Between 1993 and 2010, men showed considerable improvement in their stroke risk, but women did not show a statistically significant drop, report researchers.
“For decades, women had a lower overall stroke rate than men, but now men appear to be approaching similar rates…”
In the paper in the journal Neurology, Tracy Madsen, an assistant professor of emergency medicine at Brown University’s Warren Alpert Medical School, and colleagues analyzed data on strokes occurring in a population of 1.3 million people age 20 or older living in a five-county area of southwest Ohio and northern Kentucky.
For men, the rate dropped from 263 strokes per 100,000 to 192 per 100,000 over the study period. Among women, the rate decreased from 217 strokes per 100,000 to 198 per 100,000, which is not a statistically significant difference.
In an American Academy of Neurology news story about the study, Madsen says the data do not explain why men have shown such improvement while women have not.

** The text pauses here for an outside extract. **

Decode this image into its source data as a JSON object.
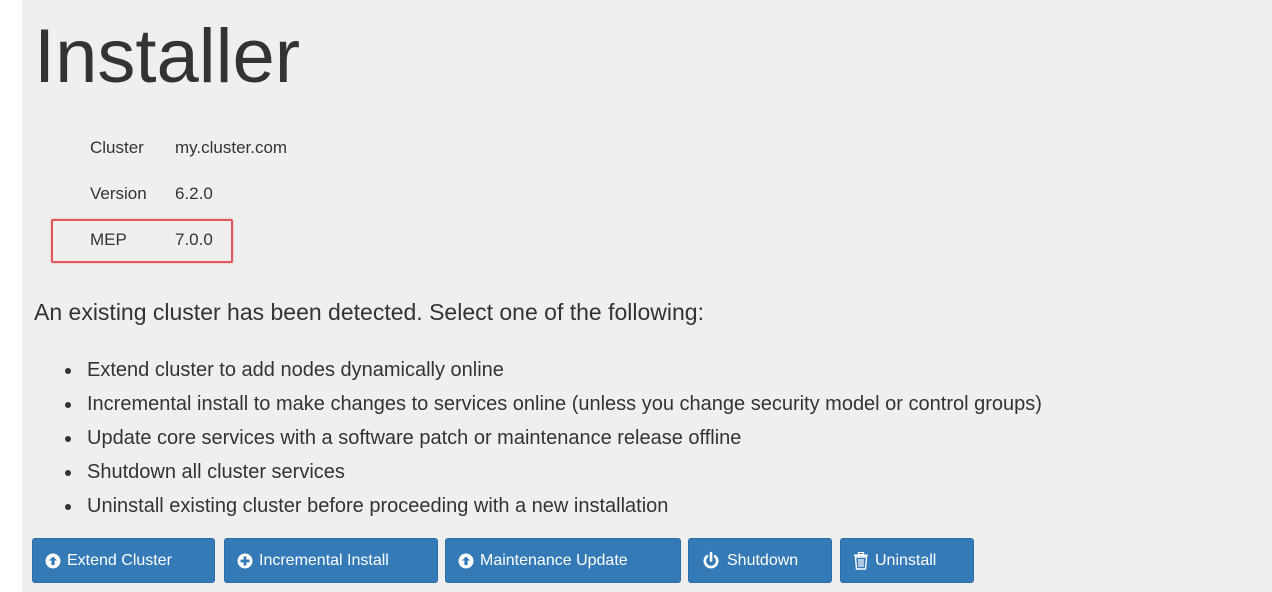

“For decades, women had a lower overall stroke rate than men, but now men appear to be approaching similar rates; while that is a good thing, it leaves one to wonder why women’s rates are not going down as well,” Madsen says. “At the end of our study, stroke rates for men and women were nearly the same.
“The overall decrease in stroke is clearly driven by men having fewer strokes caused by lack of blood flow to the brain resulting from blocked arteries or clots,” Madsen adds. “What is not clear is why stroke rates for women remained stable while the rates for men decreased.”
The National Institute of Neurological Disorders and Stroke supported the work.